2.         Summary of claim support data for claims pertaining to performance / technological advantages / consumer convenience and other claims which are not health benefit. The following type of claim statement provide examples of claims covered under 2.

2.1 Claims pertaining to bioavailability.

2.2 Comparative content claims. 

2.3 Stability or reduction in degradation during cooking or processing.

2.4 Claims related to adherence or sticking of cooking medium to the food processed.

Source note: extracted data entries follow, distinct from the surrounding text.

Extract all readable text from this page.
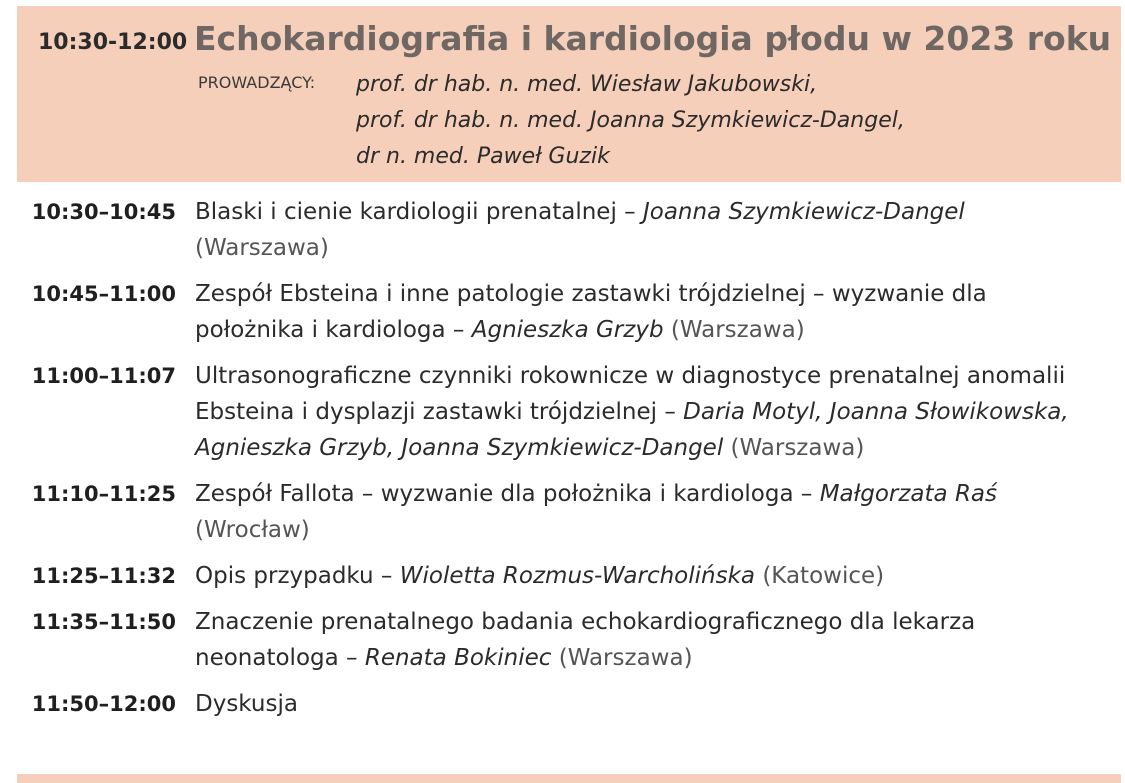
10:30-12:00 Echokardiografia i kardiologia płodu w 2023 roku
PROWADZĄCY: prof. dr hab. n. med. Wiesław Jakubowski,
prof. dr hab. n. med. Joanna Szymkiewicz-Dangel,
dr n. med. Paweł Guzik
10:30–10:45 Blaski i cienie kardiologii prenatalnej – Joanna Szymkiewicz-Dangel (Warszawa)
10:45–11:00 Zespół Ebsteina i inne patologie zastawki trójdzielnej – wyzwanie dla położnika i kardiologa – Agnieszka Grzyb (Warszawa)
11:00–11:07 Ultrasonograficzne czynniki rokownicze w diagnostyce prenatalnej anomalii Ebsteina i dysplazji zastawki trójdzielnej – Daria Motyl, Joanna Słowikowska, Agnieszka Grzyb, Joanna Szymkiewicz-Dangel (Warszawa)
11:10–11:25 Zespół Fallota – wyzwanie dla położnika i kardiologa – Małgorzata Raś (Wrocław)
11:25–11:32 Opis przypadku – Wioletta Rozmus-Warcholińska (Katowice)
11:35–11:50 Znaczenie prenatalnego badania echokardiograficznego dla lekarza neonatologa – Renata Bokiniec (Warszawa)
11:50–12:00 Dyskusja
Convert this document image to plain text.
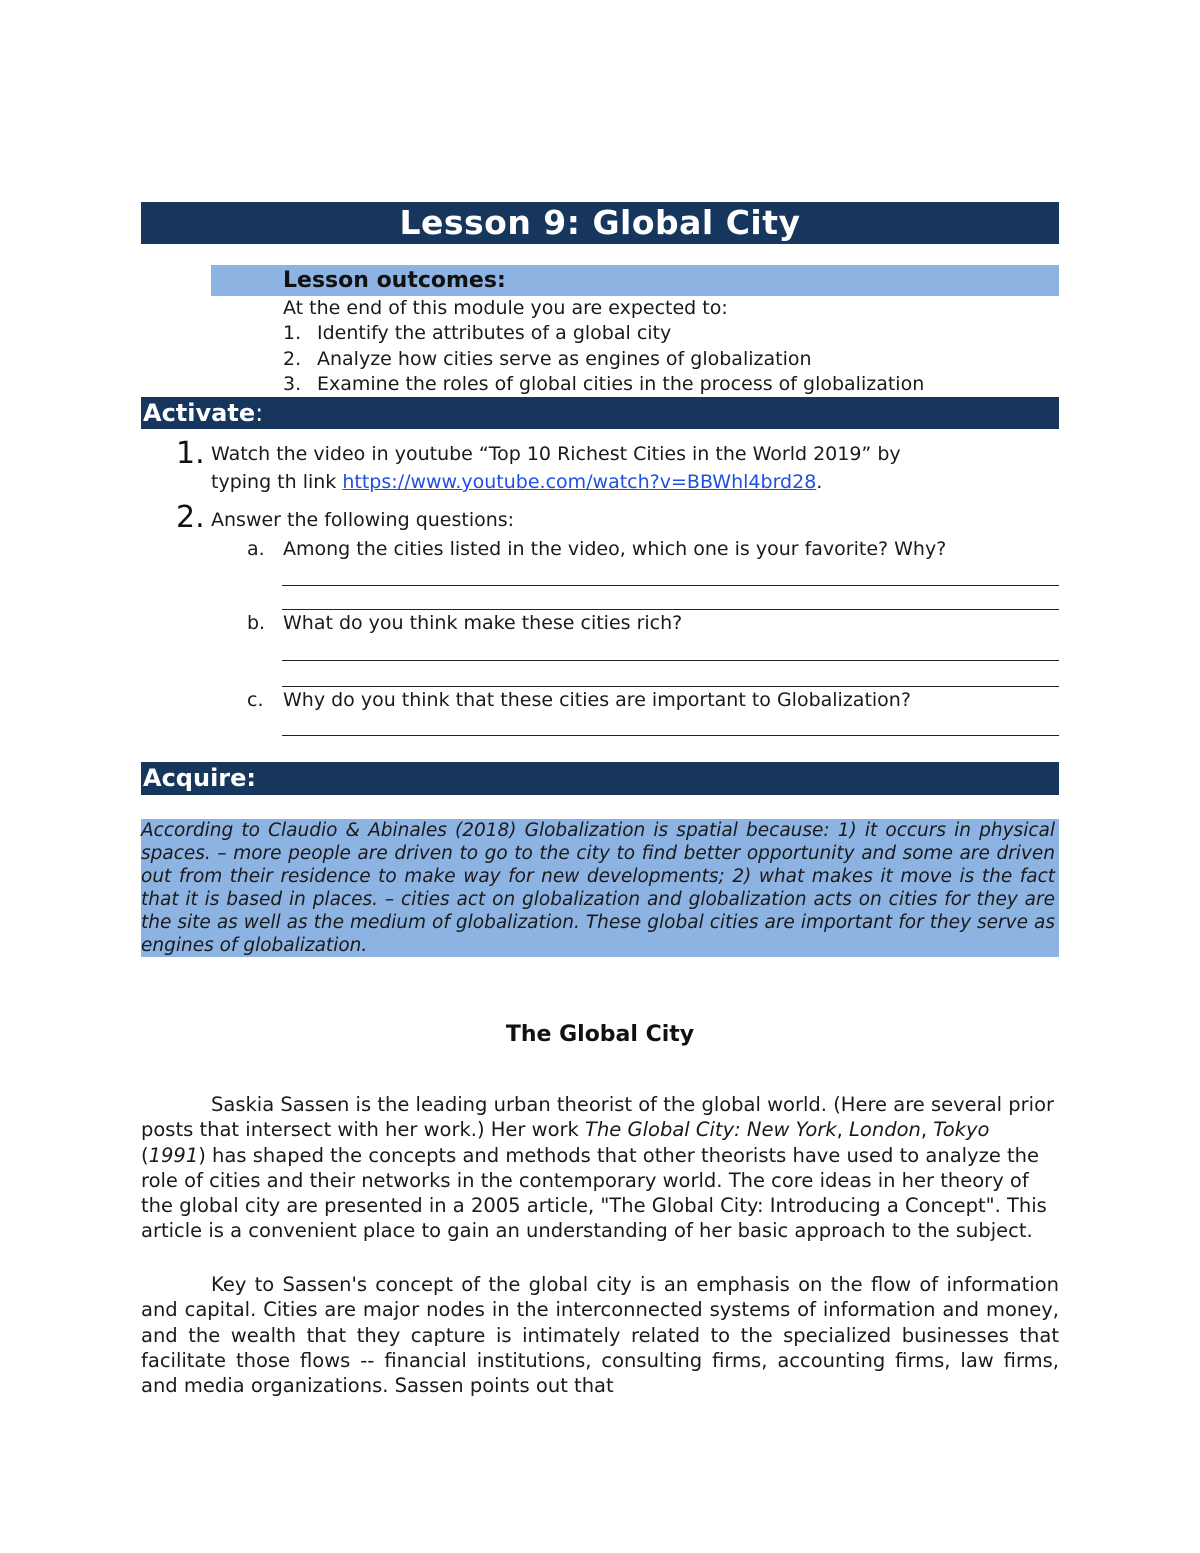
Lesson 9: Global City
Lesson outcomes:
At the end of this module you are expected to:
1. Identify the attributes of a global city
2. Analyze how cities serve as engines of globalization
3. Examine the roles of global cities in the process of globalization
Activate:
1. Watch the video in youtube “Top 10 Richest Cities in the World 2019” by
typing th link https://www.youtube.com/watch?v=BBWhl4brd28.
2. Answer the following questions:
a. Among the cities listed in the video, which one is your favorite? Why?
b. What do you think make these cities rich?
c. Why do you think that these cities are important to Globalization?
Acquire:

According to Claudio & Abinales (2018) Globalization is spatial because: 1) it occurs in physical spaces. – more people are driven to go to the city to find better opportunity and some are driven out from their residence to make way for new developments; 2) what makes it move is the fact that it is based in places. – cities act on globalization and globalization acts on cities for they are the site as well as the medium of globalization. These global cities are important for they serve as engines of globalization.

The Global City

Saskia Sassen is the leading urban theorist of the global world. (Here are several prior posts that intersect with her work.) Her work The Global City: New York, London, Tokyo (1991) has shaped the concepts and methods that other theorists have used to analyze the role of cities and their networks in the contemporary world. The core ideas in her theory of the global city are presented in a 2005 article, "The Global City: Introducing a Concept". This article is a convenient place to gain an understanding of her basic approach to the subject.

Key to Sassen's concept of the global city is an emphasis on the flow of information and capital. Cities are major nodes in the interconnected systems of information and money, and the wealth that they capture is intimately related to the specialized businesses that facilitate those flows -- financial institutions, consulting firms, accounting firms, law firms, and media organizations. Sassen points out that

2.5 Retention of aroma or taste.

2.6 Others, not covered above.

For the above claims appropriate scientific supporting data or documentation should be provided. In case of 2.1 details of the bioavailability study or bioequivalence study or comparative bioavailability study performed or reported in published scientific literatures or unpublished scientific study report. Provide detailed references and copies. In case of 2.2 results of analyses of relevant samples using validated analytical techniques conducted by an accredited laboratory would be required. Similar data would apply to claims belonging to 2.3 to 2.5. Focus would be on the scientific validity of the methods employed, expertise of the institution where study was conducted, and application of satisfactory statistical involvement.

3.         For any of the claims under 1 or 2 above if any IPR exists provide the nature of the IPR with a commitment to provide copies of the same if demanded. For any of the claims under 1 or 2 above if claim support data includes regulatory approvals granted specifically or notified in regulations in other nations provide information in a summary table. In case of specific approvals granted state the same and authenticated copies of the same. For example, GRAS listing or ingredients / product / claim approval received by the FBO or applicant.